Monday 22 September 2014

It's the Final Countdown...


I can't hide from it any longer. In 9 days time I'll got a year to go on my PhD. How do I feel about that? Pretty happy to be honest. I've had a tough few months research-wise so instead of being the panic station this threshold would have been a little earlier in the year, I'm actually pretty relieved.

In many ways, now is a good time to take stock and to attempt to work out what happens for me next in terms of work and even applying for jobs. In many ways this year won't be much different from the others. However, it looks like I'm going to have extra pulls on my time in addition to what I'm used to. 

Firstly, I'm going to be doing 'official' demonstrating work this year. I'm not sure how this is going to effect things for me other than I should get paid for work I was already doing. However, at the moment I am revamping a lab script and desperately trying to remember how I did my 3rd year project; which was 3 years ago. Yeah, that's fun. Beforehand, with my unofficial demonstrating if there were things I couldn't remember I could pass the problem on, where as now... Well, that's not really going to be the case. I think a few days stood in front of the laser going, "Why? Why!? WHY!?" should be enough to help me work out most things. However, I don't feel like I've really got the time to be doing that.

I'm also beginning to look at and think about applying for jobs. I know I'm a year away from finishing, but quite a lot of graduate schemes are already open for applications! Therefore, if you're a final year of degree, beginning to look for work in September and October for the following year is not a bad idea. There are jobs that won't be open for application just yet, but by thinking about this early I'm hoping to be clarify what I want to do (by reading websites and going to careers fairs) and I'll hopefully be prepared for when the right jobs for me open up, or I'll be able to apply before the ones currently open close.  
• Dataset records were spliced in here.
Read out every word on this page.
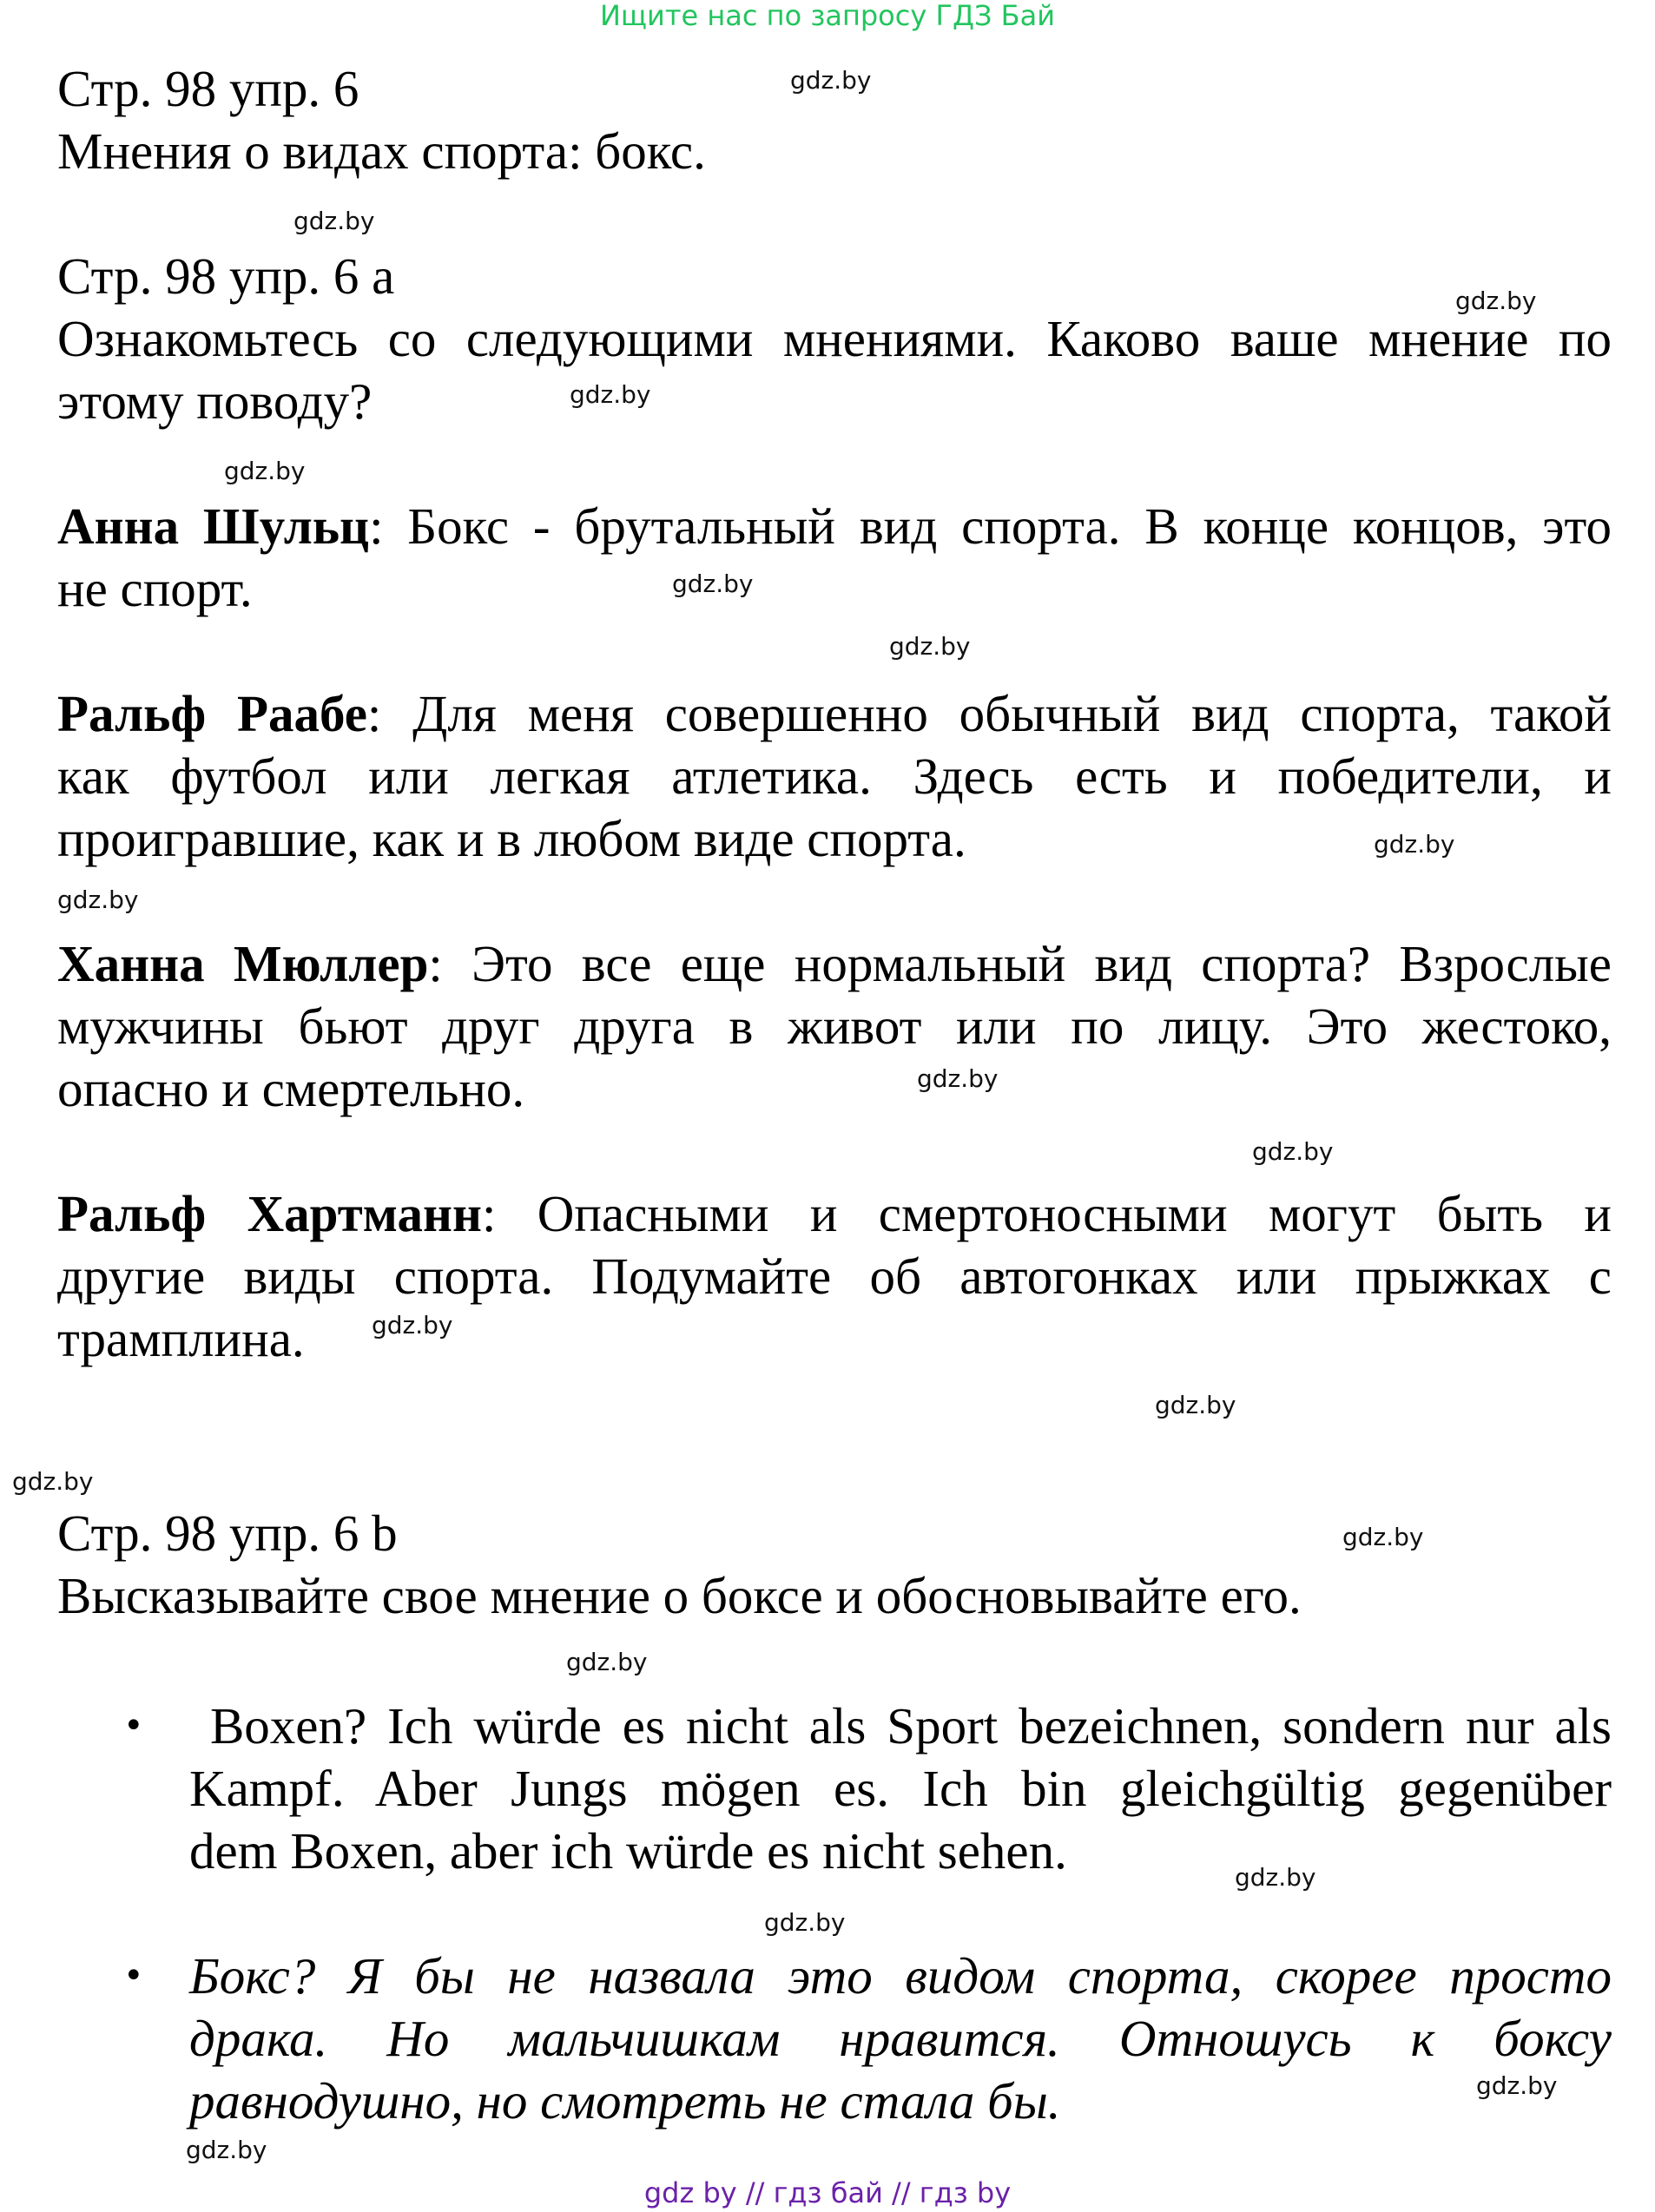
Ищите нас по запросу ГДЗ Бай
Стр. 98 упр. 6
Мнения о видах спорта: бокс.
Стр. 98 упр. 6 a
Ознакомьтесь со следующими мнениями. Каково ваше мнение по
этому поводу?
Анна Шульц: Бокс - брутальный вид спорта. В конце концов, это
не спорт.
Ральф Раабе: Для меня совершенно обычный вид спорта, такой
как футбол или легкая атлетика. Здесь есть и победители, и
проигравшие, как и в любом виде спорта.
Ханна Мюллер: Это все еще нормальный вид спорта? Взрослые
мужчины бьют друг друга в живот или по лицу. Это жестоко,
опасно и смертельно.
Ральф Хартманн: Опасными и смертоносными могут быть и
другие виды спорта. Подумайте об автогонках или прыжках с
трамплина.
Стр. 98 упр. 6 b
Высказывайте свое мнение о боксе и обосновывайте его.
• Boxen? Ich würde es nicht als Sport bezeichnen, sondern nur als
Kampf. Aber Jungs mögen es. Ich bin gleichgültig gegenüber
dem Boxen, aber ich würde es nicht sehen.
• Бокс? Я бы не назвала это видом спорта, скорее просто
драка. Но мальчишкам нравится. Отношусь к боксу
равнодушно, но смотреть не стала бы.
gdz.by
gdz.by
gdz.by
gdz.by
gdz.by
gdz.by
gdz.by
gdz.by
gdz.by
gdz.by
gdz.by
gdz.by
gdz.by
gdz.by
gdz.by
gdz.by
gdz.by
gdz.by
gdz.by
gdz.by
gdz by // гдз бай // гдз by
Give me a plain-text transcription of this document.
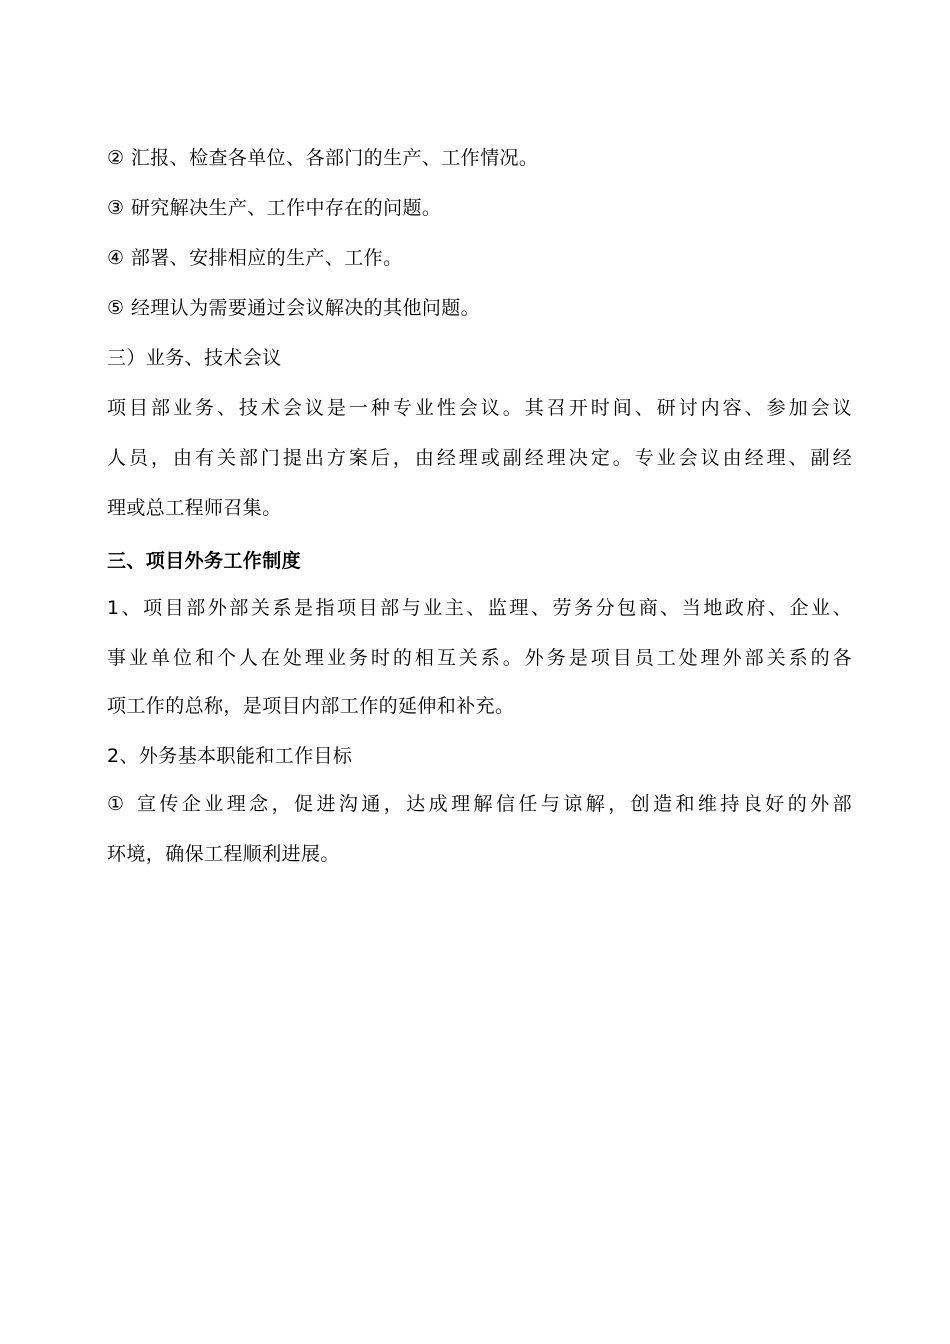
② 汇报、检查各单位、各部门的生产、工作情况。
③ 研究解决生产、工作中存在的问题。
④ 部署、安排相应的生产、工作。
⑤ 经理认为需要通过会议解决的其他问题。
三）业务、技术会议
项目部业务、技术会议是一种专业性会议。其召开时间、研讨内容、参加会议
人员，由有关部门提出方案后，由经理或副经理决定。专业会议由经理、副经
理或总工程师召集。
三、项目外务工作制度
1、项目部外部关系是指项目部与业主、监理、劳务分包商、当地政府、企业、
事业单位和个人在处理业务时的相互关系。外务是项目员工处理外部关系的各
项工作的总称，是项目内部工作的延伸和补充。
2、外务基本职能和工作目标
① 宣传企业理念，促进沟通，达成理解信任与谅解，创造和维持良好的外部
环境，确保工程顺利进展。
Then there's that other little thing I need to complete. My thesis. 70,000 words of joy for me to write. I haven't started so much on the words yet, but I do have a plan and a thesis template set up, so that's something, right? I mean I'm ready, I'm prepared, but not quite started yet. I actually don't feel that worried about writing up at the moment. As the day when I stop getting paid looms I'm sure I will be, but right now I'm ok with it. I've written big documents before and I'll have plenty to say, I'm just not looking forward to rewriting things.

So, final year starts here. Roll on next September!